Arvados

User wants to be able to load HTML report files inline from keep-web without requiring wildcard domains, but minimizing XSS risks that come with the current TrustAllContent: true behavior.

I think we could use the Content-Security-Policy header:

https://developer.mozilla.org/en-US/docs/Web/HTTP/Headers/Content-Security-Policy

One way this can work is limiting what URLs the page can access using default-src:

Content-Security-Policy: default-src https://collections.zzzzz.arvadosapi.com/c=zzzzz-4zz18-of3r1p2kc0js187/ https://collections.zzzzz.arvadosapi.com/by_id/zzzzz-4zz18-of3r1p2kc0js187/ 

This would limit the script so it could only access paths inside the collection.

We would probably want to combine this with a CORS preflight that limits HTTP methods to GET.

Therefore: if the script can only read files from the collection that it came from, and it can't connect anywhere else, and it can't write back to the collection, I think that would meaningfully limit malicious script behavior. In this case, it might be able to read the user's token, but it wouldn't be able to send it anywhere else.

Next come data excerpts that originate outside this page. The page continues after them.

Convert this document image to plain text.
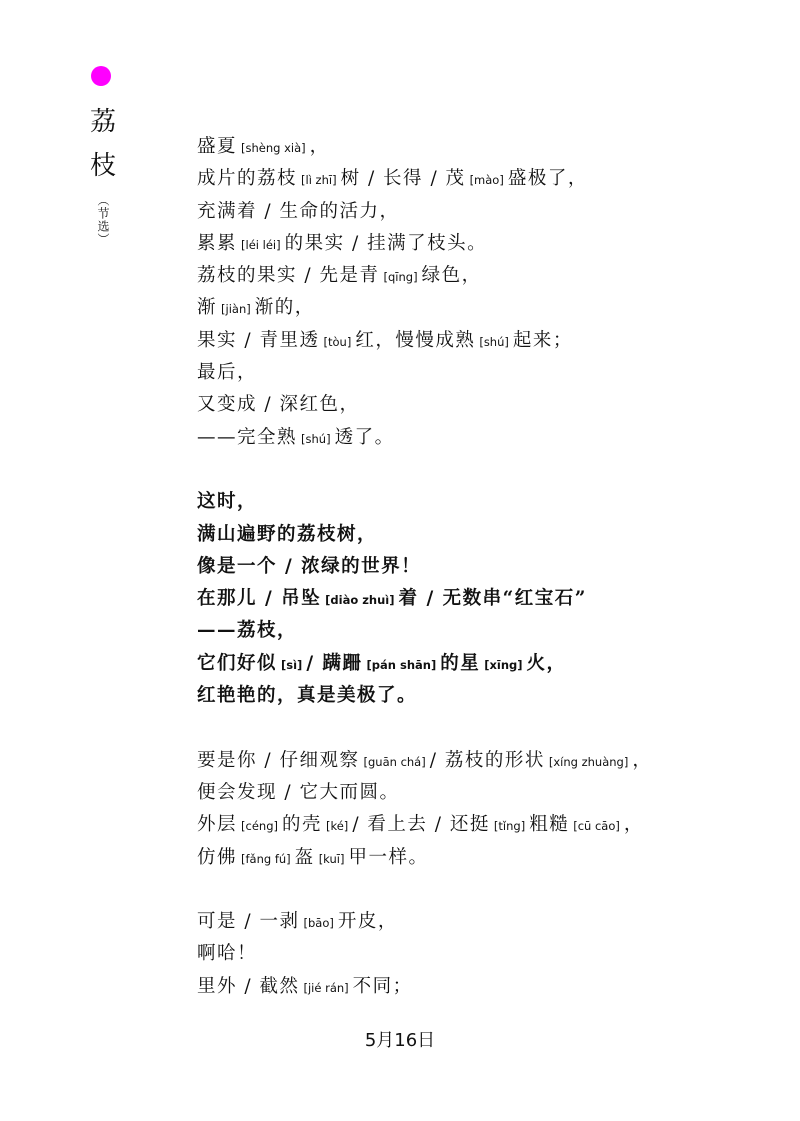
荔
枝
（节选）
盛夏 [shèng xià] ，
成片的荔枝 [lì zhī] 树 / 长得 / 茂 [mào] 盛极了，
充满着 / 生命的活力，
累累 [léi léi] 的果实 / 挂满了枝头。
荔枝的果实 / 先是青 [qīng] 绿色，
渐 [jiàn] 渐的，
果实 / 青里透 [tòu] 红，慢慢成熟 [shú] 起来；
最后，
又变成 / 深红色，
——完全熟 [shú] 透了。
这时，
满山遍野的荔枝树，
像是一个 / 浓绿的世界！
在那儿 / 吊坠 [diào zhuì] 着 / 无数串“红宝石”
——荔枝，
它们好似 [sì] / 蹒跚 [pán shān] 的星 [xīng] 火，
红艳艳的，真是美极了。
要是你 / 仔细观察 [guān chá] / 荔枝的形状 [xíng zhuàng] ，
便会发现 / 它大而圆。
外层 [céng] 的壳 [ké] / 看上去 / 还挺 [tǐng] 粗糙 [cū cāo] ，
仿佛 [fǎng fú] 盔 [kuī] 甲一样。
可是 / 一剥 [bāo] 开皮，
啊哈！
里外 / 截然 [jié rán] 不同；
5月16日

However, limiting what they can read would mean these pages would have less capabilities -- they would not be able to fetch resources from other places, such as a CDN copy of bootstrap.

Another possiblity is the sandbox directive:

Content-Security-Policy: sandbox allow-scripts;

I believe this would prevent the page from seeing cookies and local storage, which might be more like what we want -- however this might prevent the page from loading other resources from the collection, because it wouldn't get the cookie with the access token.